March 11th, 2013, 05:03 PM
De-duplicate 'smart' random row query?
following some research, I found a query suitable for my needs: it randomly returns IDs from the table. The ID field is an auto-increment, so there are no holes.
The issue I experience is that the target table (myTable) contains 30-400M records, depending on the situation. In the LIMIT, I want to retrieve 2M randomly selected IDs, however I get a lot of duplicates (which is expected).
FROM (SELECT Floor (Rand() * (SELECT Count(*)
FROM `mydb`.`myTable`)) num,
@num := @num + 1
FROM (SELECT @num := 0) a,
LIMIT 2000000) b,
WHERE b.num = `mydb`.`myTable`.id
Is it possible to de-duplicate the query and yet receive 2M records? I thought to create a table and let it manage the UNIQUE values, but again I will get less than expected.

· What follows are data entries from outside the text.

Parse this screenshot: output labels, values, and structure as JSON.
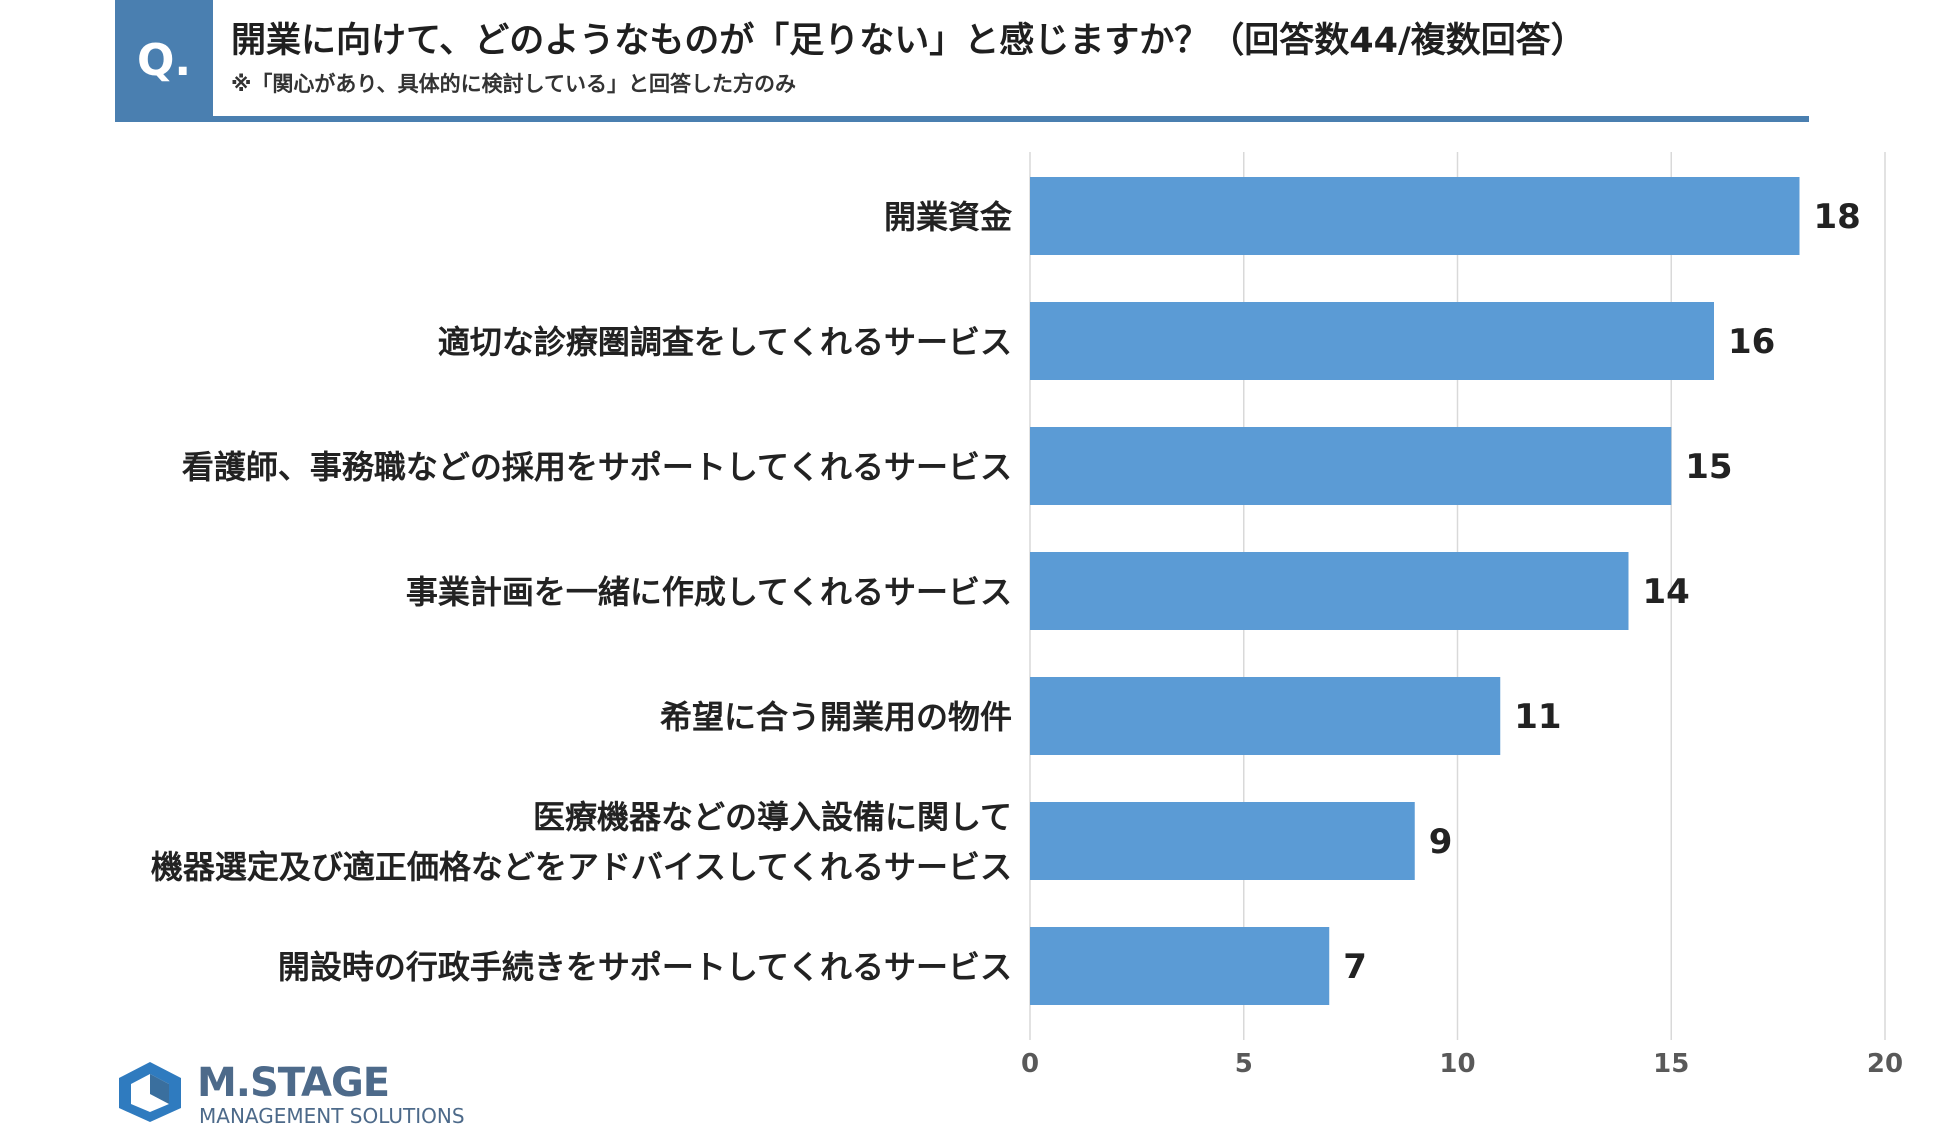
{
  "header": {
    "q_label": "Q.",
    "title": "開業に向けて、どのようなものが「足りない」と感じますか？（回答数44/複数回答）",
    "subtitle": "※「関心があり、具体的に検討している」と回答した方のみ"
  },
  "logo": {
    "name": "M.STAGE",
    "tagline": "MANAGEMENT SOLUTIONS"
  },
  "colors": {
    "accent": "#4a7fb0",
    "bar": "#5b9bd5",
    "grid": "#d9d9d9",
    "axis_text": "#595959"
  },
  "chart_data": {
    "type": "bar",
    "orientation": "horizontal",
    "categories": [
      [
        "開業資金"
      ],
      [
        "適切な診療圏調査をしてくれるサービス"
      ],
      [
        "看護師、事務職などの採用をサポートしてくれるサービス"
      ],
      [
        "事業計画を一緒に作成してくれるサービス"
      ],
      [
        "希望に合う開業用の物件"
      ],
      [
        "医療機器などの導入設備に関して",
        "機器選定及び適正価格などをアドバイスしてくれるサービス"
      ],
      [
        "開設時の行政手続きをサポートしてくれるサービス"
      ]
    ],
    "values": [
      18,
      16,
      15,
      14,
      11,
      9,
      7
    ],
    "xlim": [
      0,
      20
    ],
    "xticks": [
      "0",
      "5",
      "10",
      "15",
      "20"
    ],
    "grid": true,
    "data_labels": true
  }
}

Any thoughts? Many thanks!
March 13th, 2013, 05:33 AM
If you want to do it this fast way by first selecting id's and then run a distinct on them the only suggestion I can give is to use two LIMIT.
One for the inner SELECT with a slightly higher LIMIT to compensate for the "loss" of duplicates (depending on how many duplicates you usually have in the subset, which is entirely dependent on your data.
And then the outer LIMIT part of the SELECT DISCTINCT chooses the exact amount of rows you want returned.